N —Vous rêvez : vous croyez que “tout le monde, il est bon” ! Alors que les hommes sont naturellement méchants.

M‑L — On ne peut plus affirmer que tout le monde est, “naturellement”, soit méchant, soit bon. On sait maintenant que le comportement d’un être humain dépend très peu de l’inné, beaucoup plus de son milieu, et surtout de la façon dont il a été entouré pendant ses premiers mois, puis “éduqué” au cours de ses premières années. Or le “chacun pour soi” capitaliste incite à la guerre permanente de tous contre tous pour “arriver”. Comment voulez-vous que la société soit conviviale quand les enfants sont entraînés à la compétition dès l’école ? Quand ce qui ”paie” c’est jouer des coudes pour “gagner”, mépriser les autres pour passer devant eux, on aboutit forcément à ce que la “réussite” fasse d’un milliardaire comme D. Trump le modèle à suivre ! Le cancer qui ronge notre société, c’est cette idéologie du profit. La thérapie de choc nécessaire, c’est se débarrasser de la finance capitaliste qui a mené l’être humain à devenir l’adversaire de ses semblables !

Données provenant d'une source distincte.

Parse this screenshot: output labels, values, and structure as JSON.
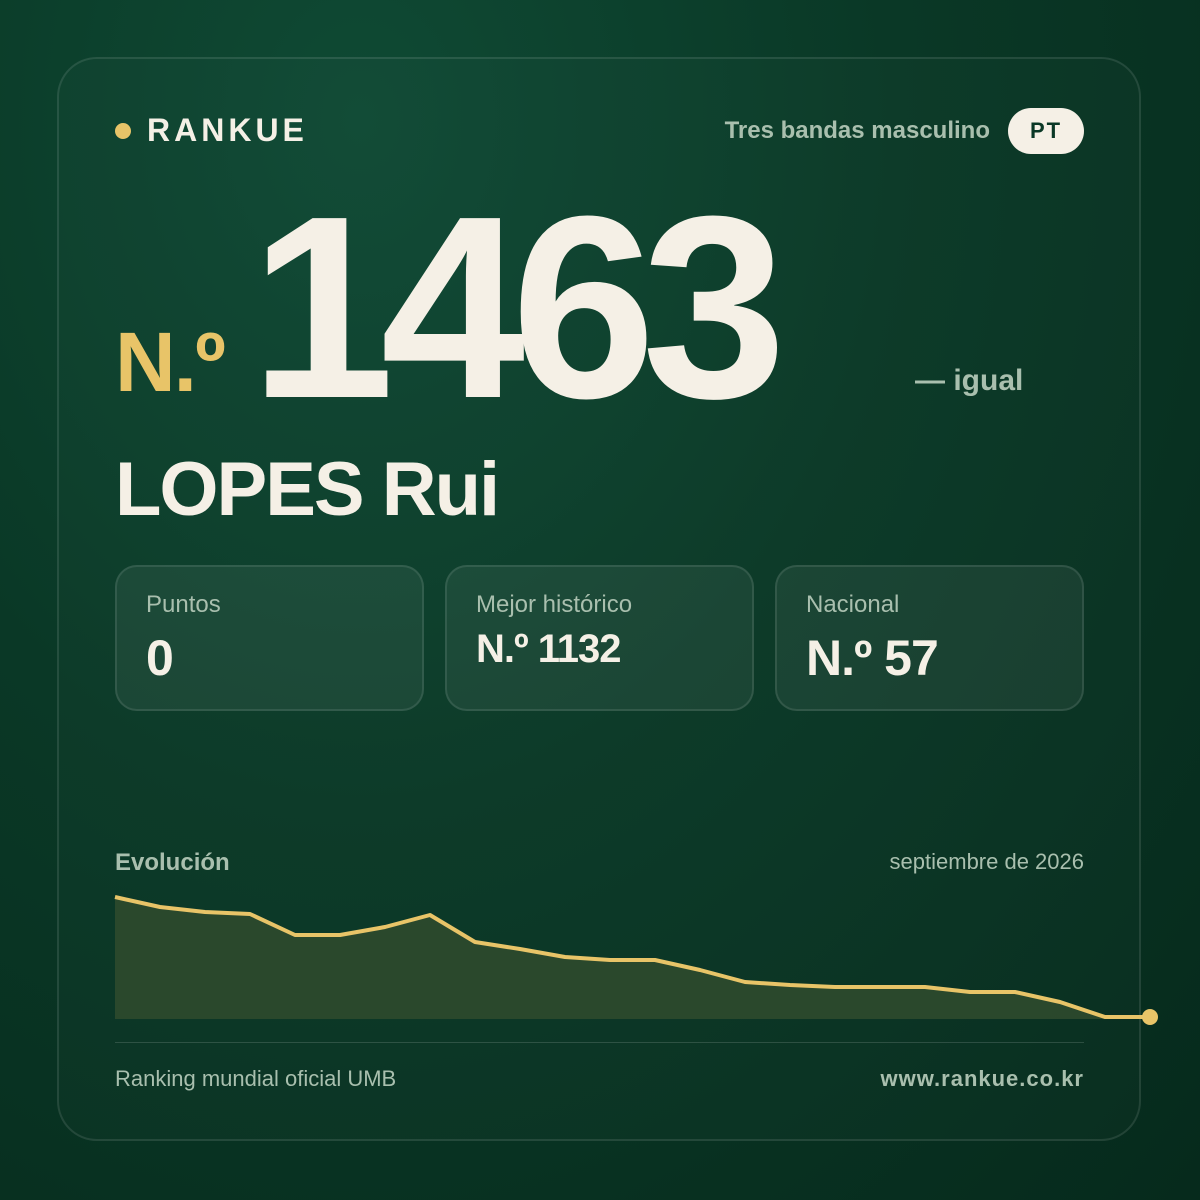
{
  "brand": {
    "name": "RANKUE",
    "accent_color": "#e8c468"
  },
  "header": {
    "category": "Tres bandas masculino",
    "country_code": "PT"
  },
  "rank": {
    "prefix": "N.º",
    "number": "1463",
    "change": "— igual"
  },
  "player": {
    "name": "LOPES Rui"
  },
  "stats": [
    {
      "label": "Puntos",
      "value": "0"
    },
    {
      "label": "Mejor histórico",
      "value": "N.º 1132"
    },
    {
      "label": "Nacional",
      "value": "N.º 57"
    }
  ],
  "chart": {
    "title": "Evolución",
    "date": "septiembre de 2026"
  },
  "chart_data": {
    "type": "area",
    "title": "",
    "xlabel": "",
    "ylabel": "",
    "grid": false,
    "line_color": "#e8c468",
    "fill_color": "#2e4a2e",
    "y_note": "relative level of the ranking line, 0 = bottom, 1 = top",
    "values": [
      1.0,
      0.9,
      0.85,
      0.83,
      0.62,
      0.62,
      0.7,
      0.82,
      0.55,
      0.48,
      0.4,
      0.37,
      0.37,
      0.27,
      0.15,
      0.12,
      0.1,
      0.1,
      0.1,
      0.05,
      0.05,
      -0.05,
      -0.2,
      -0.2
    ],
    "end_marker": true
  },
  "footer": {
    "source": "Ranking mundial oficial UMB",
    "website": "www.rankue.co.kr"
  }
}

N — On est en pleine utopie…

M‑L — Effectivement, puisque la démocratie économique n’existe nulle part. Mais il s’agit d’une utopie réaliste, les moyens de la réaliser existent déjà et ils vont se développer. Alors que l’illusion, c’est croire, sans raison, que nous ne traversons qu’une “crise”, les difficultés actuelles étant forcément passagères… L’humanité est en pleine mutation, notre organisation économique est dépassée, elle n’est pas adaptée aux moyens actuels, encore moins à ceux qui se préparent… il faut donc faire preuve d’imagination pour que l’utopie d’aujourd’hui fasse la réalité demain. Il est bien évident que le chemin peut être long. Mais comme rien n’assure qu’on dispose encore de beaucoup de temps, il est urgent de prendre la bonne direction.